D offers limited mechanisms for lock-based synchronization. The limits are deliberate and have the advantage of ensuring strong guarantees. In the particular case of BankAccount, the D version is very simple:
// D interlocked bank account using a synchronized class synchronized class BankAccount { private double _balance; void deposit(double amount) { _balance += amount; } void withdraw(double amount) { enforce(_balance >= amount); _balance -= amount; } double balance() { return _balance; } }
D hoists synchronized one level up to the entire class. This allows D's BankAccount to provides stronger guarantees: even if you wanted to make a mistake, there is no way to offer back-door unsynchronized access to _balance.
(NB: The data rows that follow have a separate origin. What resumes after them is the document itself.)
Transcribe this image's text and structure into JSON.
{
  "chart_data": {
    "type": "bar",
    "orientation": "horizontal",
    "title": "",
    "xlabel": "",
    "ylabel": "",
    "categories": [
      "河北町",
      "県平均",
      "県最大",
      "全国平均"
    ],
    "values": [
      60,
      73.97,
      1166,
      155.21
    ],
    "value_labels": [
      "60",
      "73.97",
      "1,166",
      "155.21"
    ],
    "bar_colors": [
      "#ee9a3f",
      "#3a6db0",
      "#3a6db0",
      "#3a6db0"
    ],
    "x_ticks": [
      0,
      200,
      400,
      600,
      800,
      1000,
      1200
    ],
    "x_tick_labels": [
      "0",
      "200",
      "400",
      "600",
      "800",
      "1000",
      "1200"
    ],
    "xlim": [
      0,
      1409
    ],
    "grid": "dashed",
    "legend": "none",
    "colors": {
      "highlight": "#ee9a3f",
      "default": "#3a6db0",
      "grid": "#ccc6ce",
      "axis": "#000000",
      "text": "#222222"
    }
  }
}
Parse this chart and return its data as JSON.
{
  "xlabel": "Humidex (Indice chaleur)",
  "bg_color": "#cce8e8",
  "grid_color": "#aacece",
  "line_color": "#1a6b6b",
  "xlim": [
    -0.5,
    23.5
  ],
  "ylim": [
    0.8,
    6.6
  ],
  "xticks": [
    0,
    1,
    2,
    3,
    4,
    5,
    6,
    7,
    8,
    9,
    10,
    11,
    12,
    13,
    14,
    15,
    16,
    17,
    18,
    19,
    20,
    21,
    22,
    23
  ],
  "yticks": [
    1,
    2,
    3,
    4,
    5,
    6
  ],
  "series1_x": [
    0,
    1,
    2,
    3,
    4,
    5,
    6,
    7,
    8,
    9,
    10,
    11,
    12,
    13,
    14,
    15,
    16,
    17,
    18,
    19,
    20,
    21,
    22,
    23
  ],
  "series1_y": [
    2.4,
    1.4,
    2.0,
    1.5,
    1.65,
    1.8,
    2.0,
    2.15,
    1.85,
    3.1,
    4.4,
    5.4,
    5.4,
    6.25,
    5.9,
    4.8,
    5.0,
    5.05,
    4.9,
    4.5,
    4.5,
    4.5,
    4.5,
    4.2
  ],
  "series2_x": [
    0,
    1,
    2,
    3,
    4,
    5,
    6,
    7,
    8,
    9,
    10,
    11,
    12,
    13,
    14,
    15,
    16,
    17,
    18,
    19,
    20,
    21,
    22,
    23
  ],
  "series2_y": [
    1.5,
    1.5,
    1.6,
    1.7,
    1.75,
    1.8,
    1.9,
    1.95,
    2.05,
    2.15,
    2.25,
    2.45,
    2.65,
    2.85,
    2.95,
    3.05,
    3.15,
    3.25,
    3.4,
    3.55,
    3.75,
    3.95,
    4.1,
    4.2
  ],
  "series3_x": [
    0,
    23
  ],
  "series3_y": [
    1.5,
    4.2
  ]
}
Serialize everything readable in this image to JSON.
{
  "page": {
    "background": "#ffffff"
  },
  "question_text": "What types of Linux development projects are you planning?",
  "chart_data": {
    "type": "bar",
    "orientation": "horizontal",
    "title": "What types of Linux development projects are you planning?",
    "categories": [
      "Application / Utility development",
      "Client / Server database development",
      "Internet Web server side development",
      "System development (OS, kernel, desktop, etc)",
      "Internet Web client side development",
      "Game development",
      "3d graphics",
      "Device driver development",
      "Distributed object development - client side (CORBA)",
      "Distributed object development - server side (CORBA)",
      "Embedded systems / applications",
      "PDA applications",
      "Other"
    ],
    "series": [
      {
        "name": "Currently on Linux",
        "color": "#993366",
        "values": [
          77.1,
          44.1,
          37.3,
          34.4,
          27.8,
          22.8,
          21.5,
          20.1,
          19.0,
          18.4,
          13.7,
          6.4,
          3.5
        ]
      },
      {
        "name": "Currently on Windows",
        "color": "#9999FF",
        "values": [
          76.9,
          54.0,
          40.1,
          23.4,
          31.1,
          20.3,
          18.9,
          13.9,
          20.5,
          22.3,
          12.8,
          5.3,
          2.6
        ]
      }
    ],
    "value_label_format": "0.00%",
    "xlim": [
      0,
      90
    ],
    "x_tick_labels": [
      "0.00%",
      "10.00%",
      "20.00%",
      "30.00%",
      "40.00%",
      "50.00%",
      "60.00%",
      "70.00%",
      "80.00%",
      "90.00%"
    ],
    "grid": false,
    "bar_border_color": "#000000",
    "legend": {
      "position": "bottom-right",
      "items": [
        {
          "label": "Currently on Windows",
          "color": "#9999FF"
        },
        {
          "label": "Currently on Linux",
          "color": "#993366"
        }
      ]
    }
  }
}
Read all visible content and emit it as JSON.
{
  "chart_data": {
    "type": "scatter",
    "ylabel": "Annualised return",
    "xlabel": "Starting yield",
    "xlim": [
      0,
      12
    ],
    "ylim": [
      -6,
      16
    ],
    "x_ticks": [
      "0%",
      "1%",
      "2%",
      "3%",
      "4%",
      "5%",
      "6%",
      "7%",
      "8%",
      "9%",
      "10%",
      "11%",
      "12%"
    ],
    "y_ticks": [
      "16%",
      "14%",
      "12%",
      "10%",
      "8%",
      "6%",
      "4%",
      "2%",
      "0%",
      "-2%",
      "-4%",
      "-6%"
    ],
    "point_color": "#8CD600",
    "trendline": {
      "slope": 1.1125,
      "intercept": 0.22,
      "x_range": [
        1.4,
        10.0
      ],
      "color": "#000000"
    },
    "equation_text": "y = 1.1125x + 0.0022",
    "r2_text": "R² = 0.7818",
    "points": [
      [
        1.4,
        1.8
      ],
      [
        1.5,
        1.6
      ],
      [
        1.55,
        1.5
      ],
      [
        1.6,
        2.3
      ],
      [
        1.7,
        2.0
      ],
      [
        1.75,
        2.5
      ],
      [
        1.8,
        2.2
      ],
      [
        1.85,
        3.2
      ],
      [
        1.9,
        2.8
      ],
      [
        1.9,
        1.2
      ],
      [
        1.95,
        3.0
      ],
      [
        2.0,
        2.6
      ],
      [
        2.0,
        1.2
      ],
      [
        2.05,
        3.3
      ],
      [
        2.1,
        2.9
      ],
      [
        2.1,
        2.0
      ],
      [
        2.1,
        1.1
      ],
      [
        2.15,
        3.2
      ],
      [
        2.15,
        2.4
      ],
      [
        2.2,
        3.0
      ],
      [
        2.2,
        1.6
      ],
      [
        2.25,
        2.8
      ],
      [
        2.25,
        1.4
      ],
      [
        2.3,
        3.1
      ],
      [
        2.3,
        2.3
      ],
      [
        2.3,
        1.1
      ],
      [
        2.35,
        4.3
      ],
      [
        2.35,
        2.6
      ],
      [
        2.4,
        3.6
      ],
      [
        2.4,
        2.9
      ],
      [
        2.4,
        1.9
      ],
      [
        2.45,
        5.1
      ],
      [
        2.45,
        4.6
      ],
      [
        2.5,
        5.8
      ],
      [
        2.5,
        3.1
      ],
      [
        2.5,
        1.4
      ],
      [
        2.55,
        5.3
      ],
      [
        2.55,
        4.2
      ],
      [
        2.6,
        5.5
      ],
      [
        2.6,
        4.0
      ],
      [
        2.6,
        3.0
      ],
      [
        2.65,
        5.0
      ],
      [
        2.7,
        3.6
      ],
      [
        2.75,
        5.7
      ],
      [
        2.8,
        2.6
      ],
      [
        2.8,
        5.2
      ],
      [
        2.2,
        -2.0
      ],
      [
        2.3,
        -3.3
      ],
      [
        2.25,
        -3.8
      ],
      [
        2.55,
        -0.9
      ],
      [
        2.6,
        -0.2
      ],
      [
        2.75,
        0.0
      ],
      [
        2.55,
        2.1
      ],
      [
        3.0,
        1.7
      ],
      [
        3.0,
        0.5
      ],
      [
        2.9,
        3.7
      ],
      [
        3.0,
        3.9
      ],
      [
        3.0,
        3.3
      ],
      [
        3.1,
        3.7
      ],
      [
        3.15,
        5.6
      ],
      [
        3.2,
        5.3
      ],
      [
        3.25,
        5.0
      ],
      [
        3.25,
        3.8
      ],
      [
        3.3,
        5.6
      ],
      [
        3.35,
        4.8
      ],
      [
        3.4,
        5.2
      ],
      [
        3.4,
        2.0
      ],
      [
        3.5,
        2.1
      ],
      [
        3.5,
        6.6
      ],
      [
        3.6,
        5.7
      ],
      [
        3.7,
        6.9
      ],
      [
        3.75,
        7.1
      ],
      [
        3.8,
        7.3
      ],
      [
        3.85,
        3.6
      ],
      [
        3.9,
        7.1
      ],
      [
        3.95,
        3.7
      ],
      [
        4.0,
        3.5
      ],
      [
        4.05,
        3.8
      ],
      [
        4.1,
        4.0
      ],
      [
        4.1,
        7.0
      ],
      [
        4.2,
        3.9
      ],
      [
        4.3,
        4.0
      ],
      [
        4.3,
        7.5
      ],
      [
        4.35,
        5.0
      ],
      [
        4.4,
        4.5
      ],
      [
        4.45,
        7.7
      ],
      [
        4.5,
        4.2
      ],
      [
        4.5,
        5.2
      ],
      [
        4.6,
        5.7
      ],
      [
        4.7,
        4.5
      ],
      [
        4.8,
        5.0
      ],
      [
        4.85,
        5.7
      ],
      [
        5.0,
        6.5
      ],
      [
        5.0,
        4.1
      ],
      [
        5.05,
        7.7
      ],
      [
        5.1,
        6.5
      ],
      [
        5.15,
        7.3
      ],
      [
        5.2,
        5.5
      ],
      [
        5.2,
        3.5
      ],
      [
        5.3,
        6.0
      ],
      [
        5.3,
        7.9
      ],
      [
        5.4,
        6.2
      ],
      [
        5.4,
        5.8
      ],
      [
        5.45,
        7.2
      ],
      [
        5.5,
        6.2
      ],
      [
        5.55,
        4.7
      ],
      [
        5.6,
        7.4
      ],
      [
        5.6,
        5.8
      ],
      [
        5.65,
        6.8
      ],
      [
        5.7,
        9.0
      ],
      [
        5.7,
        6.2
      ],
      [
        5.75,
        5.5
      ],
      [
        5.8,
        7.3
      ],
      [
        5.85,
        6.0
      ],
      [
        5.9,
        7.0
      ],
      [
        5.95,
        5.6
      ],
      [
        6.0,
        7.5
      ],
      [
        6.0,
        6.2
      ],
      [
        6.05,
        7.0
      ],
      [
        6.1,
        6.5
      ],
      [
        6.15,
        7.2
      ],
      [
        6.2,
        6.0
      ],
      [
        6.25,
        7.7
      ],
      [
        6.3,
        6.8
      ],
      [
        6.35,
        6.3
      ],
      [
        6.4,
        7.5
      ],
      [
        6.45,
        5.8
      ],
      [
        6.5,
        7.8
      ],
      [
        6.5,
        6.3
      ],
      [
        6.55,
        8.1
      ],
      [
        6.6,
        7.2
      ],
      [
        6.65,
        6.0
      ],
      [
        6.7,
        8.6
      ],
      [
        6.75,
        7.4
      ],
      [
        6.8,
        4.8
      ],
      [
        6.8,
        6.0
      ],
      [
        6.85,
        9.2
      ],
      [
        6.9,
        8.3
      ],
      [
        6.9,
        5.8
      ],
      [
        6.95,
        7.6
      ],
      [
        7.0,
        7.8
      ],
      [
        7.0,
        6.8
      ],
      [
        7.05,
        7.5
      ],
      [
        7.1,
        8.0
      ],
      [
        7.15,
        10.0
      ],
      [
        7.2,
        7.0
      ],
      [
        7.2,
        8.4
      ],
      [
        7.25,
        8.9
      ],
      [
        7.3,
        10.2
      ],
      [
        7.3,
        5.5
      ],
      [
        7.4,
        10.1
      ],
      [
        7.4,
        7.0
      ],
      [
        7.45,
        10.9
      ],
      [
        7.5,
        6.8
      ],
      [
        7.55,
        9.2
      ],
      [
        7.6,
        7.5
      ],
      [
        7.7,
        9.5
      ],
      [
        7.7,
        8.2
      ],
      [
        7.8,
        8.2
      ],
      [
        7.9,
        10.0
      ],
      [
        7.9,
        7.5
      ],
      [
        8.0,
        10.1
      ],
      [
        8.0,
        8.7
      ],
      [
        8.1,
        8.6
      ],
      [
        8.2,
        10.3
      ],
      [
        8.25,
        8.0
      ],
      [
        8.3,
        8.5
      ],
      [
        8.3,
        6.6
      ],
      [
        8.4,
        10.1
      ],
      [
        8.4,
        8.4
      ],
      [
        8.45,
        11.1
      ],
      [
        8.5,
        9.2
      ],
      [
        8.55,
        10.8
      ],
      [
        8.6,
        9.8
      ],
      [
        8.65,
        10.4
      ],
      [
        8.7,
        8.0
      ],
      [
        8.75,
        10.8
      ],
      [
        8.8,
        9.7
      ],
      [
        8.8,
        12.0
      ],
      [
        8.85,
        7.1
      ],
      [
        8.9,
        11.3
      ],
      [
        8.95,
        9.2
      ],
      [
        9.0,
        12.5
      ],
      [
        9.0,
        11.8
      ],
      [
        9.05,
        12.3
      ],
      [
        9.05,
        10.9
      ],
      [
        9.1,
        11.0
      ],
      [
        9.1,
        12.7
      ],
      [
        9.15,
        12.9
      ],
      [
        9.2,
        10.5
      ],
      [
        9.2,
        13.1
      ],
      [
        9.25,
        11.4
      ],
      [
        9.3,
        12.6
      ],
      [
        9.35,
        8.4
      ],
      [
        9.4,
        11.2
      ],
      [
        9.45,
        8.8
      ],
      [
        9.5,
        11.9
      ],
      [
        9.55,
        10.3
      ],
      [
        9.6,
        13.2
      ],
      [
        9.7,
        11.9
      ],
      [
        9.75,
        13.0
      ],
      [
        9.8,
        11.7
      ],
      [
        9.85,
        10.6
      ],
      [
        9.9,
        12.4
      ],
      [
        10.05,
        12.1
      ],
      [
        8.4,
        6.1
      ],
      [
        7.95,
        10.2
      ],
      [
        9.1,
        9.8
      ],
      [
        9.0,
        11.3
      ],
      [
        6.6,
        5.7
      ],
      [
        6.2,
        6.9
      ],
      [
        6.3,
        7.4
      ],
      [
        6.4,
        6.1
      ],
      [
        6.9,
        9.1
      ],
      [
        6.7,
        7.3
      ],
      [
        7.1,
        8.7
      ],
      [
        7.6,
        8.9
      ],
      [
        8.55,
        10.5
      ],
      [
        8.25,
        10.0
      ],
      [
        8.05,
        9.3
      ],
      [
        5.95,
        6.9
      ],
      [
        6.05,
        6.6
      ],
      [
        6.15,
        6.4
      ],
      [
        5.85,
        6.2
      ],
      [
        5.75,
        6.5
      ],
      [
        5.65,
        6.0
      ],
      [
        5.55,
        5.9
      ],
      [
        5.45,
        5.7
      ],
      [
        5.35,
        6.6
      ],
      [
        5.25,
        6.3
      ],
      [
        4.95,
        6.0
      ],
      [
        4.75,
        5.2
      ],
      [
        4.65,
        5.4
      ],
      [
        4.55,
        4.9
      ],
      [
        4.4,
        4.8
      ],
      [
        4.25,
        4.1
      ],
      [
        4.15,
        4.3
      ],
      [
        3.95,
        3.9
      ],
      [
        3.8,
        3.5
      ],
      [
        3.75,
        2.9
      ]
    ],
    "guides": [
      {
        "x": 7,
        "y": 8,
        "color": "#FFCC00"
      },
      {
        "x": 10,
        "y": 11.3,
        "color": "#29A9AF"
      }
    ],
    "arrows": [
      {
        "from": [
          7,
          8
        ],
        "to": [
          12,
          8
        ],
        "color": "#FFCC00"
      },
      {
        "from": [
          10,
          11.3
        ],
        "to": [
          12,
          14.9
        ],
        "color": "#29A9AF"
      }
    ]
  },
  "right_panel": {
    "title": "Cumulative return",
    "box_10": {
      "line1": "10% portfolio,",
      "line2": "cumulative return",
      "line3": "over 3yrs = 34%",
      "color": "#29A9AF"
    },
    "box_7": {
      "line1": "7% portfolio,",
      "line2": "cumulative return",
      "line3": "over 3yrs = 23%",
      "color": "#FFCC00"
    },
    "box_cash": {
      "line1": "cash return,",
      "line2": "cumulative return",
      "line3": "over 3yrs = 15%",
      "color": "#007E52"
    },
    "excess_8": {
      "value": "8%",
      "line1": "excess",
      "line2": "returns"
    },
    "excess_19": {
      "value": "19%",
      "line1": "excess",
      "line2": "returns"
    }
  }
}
If D allowed mixing synchronized and unsynchronized methods in the same class, all bets would be off. In fact, experience with method-level synchronized has shown that it's best to either define all or none as synchronized; dual-purpose classes are more trouble than they're worth.
The synchronized class-level attribute affects objects of type shared(BankAccount) and automatically serializes calls to any method of the class. Also, protection checks get stricter for synchronized classes. Recall that according to § 11.1 on page 337, normal protection checks ordinarily do allow access to non-public members for all code within a module. Not so for synchronized classes, which obey the following rules:
- No public data is allowed at all.
- Access to protected members is restricted to methods of the class and its descendants.
- Access to private members is restricted to methods of the class.